If the chain falls and all the energy is stored in the spring then
Energy in spring = 1/2kx^2 where x is the displacement of the spring and k is the stiffness.
Equating potential energy to spring energy gives
1/2MgL = 1/2kx^2
x = square root( MgL/k)
When everything is in equilibrium the weight of the chain creates a displacement d so
Mg = kd or d = Mg/k
So the ratio of the initial reading to the equilibrium reading would be x/d which works out at square root(Lk/Mg)
The above answer is obviously incomplete although on the right track. The correct answer is that as the last link of the chain falls on the scale (which might be a spring scale or some other kind, it is assumed to be fairly sensitive) the reading will be three times the weight of the chain, 3Mg. This result is independent of the scale. When the scale becomes stable, the reading will be Mg as Mebournian has stated.

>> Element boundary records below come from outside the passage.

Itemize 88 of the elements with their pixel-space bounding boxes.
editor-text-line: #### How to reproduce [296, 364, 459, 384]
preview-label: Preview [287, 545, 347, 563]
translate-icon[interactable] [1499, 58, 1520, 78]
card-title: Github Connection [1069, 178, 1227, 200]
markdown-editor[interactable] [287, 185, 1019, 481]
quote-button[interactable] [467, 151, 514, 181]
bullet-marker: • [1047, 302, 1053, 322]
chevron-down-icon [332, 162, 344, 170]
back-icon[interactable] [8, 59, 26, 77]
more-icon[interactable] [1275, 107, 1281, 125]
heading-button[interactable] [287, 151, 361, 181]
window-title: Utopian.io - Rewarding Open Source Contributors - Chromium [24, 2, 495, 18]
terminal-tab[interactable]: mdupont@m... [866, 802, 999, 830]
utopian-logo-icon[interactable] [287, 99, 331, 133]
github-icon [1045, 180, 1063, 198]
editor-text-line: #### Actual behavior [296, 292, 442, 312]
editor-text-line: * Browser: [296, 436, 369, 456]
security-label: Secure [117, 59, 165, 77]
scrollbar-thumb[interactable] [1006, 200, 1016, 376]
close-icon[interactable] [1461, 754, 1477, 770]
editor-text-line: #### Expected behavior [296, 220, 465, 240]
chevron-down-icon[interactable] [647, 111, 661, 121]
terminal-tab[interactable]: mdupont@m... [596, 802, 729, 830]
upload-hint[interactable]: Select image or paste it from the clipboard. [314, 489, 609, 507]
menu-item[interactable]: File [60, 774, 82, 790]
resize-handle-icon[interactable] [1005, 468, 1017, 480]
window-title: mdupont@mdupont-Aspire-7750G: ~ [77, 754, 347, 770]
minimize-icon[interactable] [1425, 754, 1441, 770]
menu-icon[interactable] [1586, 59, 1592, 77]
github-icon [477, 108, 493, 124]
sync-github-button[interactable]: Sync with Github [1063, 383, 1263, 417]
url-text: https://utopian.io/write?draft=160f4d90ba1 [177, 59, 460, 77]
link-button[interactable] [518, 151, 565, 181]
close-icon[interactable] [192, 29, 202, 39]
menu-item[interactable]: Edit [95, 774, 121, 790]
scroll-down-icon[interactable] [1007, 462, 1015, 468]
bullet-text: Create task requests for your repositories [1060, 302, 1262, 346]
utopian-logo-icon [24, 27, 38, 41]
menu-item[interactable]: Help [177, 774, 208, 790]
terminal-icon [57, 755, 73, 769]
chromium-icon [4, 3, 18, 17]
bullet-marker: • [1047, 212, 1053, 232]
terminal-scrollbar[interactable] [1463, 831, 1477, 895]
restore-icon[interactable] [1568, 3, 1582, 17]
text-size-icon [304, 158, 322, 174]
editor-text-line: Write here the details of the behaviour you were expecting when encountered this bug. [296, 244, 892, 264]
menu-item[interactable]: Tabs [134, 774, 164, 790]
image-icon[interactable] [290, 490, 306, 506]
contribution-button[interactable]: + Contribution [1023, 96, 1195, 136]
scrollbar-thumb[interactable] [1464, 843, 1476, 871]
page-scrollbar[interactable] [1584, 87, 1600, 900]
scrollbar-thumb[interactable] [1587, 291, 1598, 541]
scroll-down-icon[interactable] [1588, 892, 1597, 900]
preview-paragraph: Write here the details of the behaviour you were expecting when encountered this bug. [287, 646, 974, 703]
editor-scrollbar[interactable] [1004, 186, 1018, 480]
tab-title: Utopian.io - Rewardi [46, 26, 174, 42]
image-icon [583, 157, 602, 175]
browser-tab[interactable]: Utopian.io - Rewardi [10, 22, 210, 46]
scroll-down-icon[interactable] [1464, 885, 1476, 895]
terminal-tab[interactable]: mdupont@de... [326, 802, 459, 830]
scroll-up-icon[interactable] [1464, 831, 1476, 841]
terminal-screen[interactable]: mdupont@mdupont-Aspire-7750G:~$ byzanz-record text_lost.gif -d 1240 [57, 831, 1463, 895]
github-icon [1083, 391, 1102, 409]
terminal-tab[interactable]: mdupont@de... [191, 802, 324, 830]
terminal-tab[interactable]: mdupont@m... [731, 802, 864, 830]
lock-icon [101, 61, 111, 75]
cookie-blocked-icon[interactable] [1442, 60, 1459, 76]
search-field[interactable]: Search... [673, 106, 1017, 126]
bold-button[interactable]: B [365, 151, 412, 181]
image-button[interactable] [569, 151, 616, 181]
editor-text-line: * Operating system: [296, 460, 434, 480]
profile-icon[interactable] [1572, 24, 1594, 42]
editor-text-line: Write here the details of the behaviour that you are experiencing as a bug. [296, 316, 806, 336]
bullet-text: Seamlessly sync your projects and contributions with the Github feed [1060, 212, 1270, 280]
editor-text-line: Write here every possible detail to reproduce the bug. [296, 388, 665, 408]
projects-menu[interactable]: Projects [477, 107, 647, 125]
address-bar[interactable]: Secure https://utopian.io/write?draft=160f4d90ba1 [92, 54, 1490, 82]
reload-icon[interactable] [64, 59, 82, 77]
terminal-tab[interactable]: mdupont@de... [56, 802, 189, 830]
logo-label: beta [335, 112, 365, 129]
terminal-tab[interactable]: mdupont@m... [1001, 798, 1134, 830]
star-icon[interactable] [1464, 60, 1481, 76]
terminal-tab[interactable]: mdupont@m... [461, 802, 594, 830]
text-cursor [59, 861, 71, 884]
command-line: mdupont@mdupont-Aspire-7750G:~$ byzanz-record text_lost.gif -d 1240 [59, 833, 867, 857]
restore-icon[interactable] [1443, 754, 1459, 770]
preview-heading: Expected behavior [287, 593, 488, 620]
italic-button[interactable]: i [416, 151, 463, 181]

I will give you a few more days to come up with an answer describing what is happening, then will give the answer myself.
Ok let's get down to this:
Initially the scale will read zero, assuming that the just touching is negligible.
As the chain falls onto the scale, the reading will increase, and will reach maximum right as the last piece of chain hits it. At this point, it will show the mass M + a value determined by the spring constant of the scale's spring. When stable, the scale will show M.
That is OK for a simple weight falling on a spring scale, which is not actually the question. Try again. the answer I gave is correct, and there is no L or k in it.
This is not a trivial problem to solve, although easy to state. It took me a long time to figure it out when I first came across it some 40 years ago in a physics textbook on classical mechanics (when I was eleven years old:)).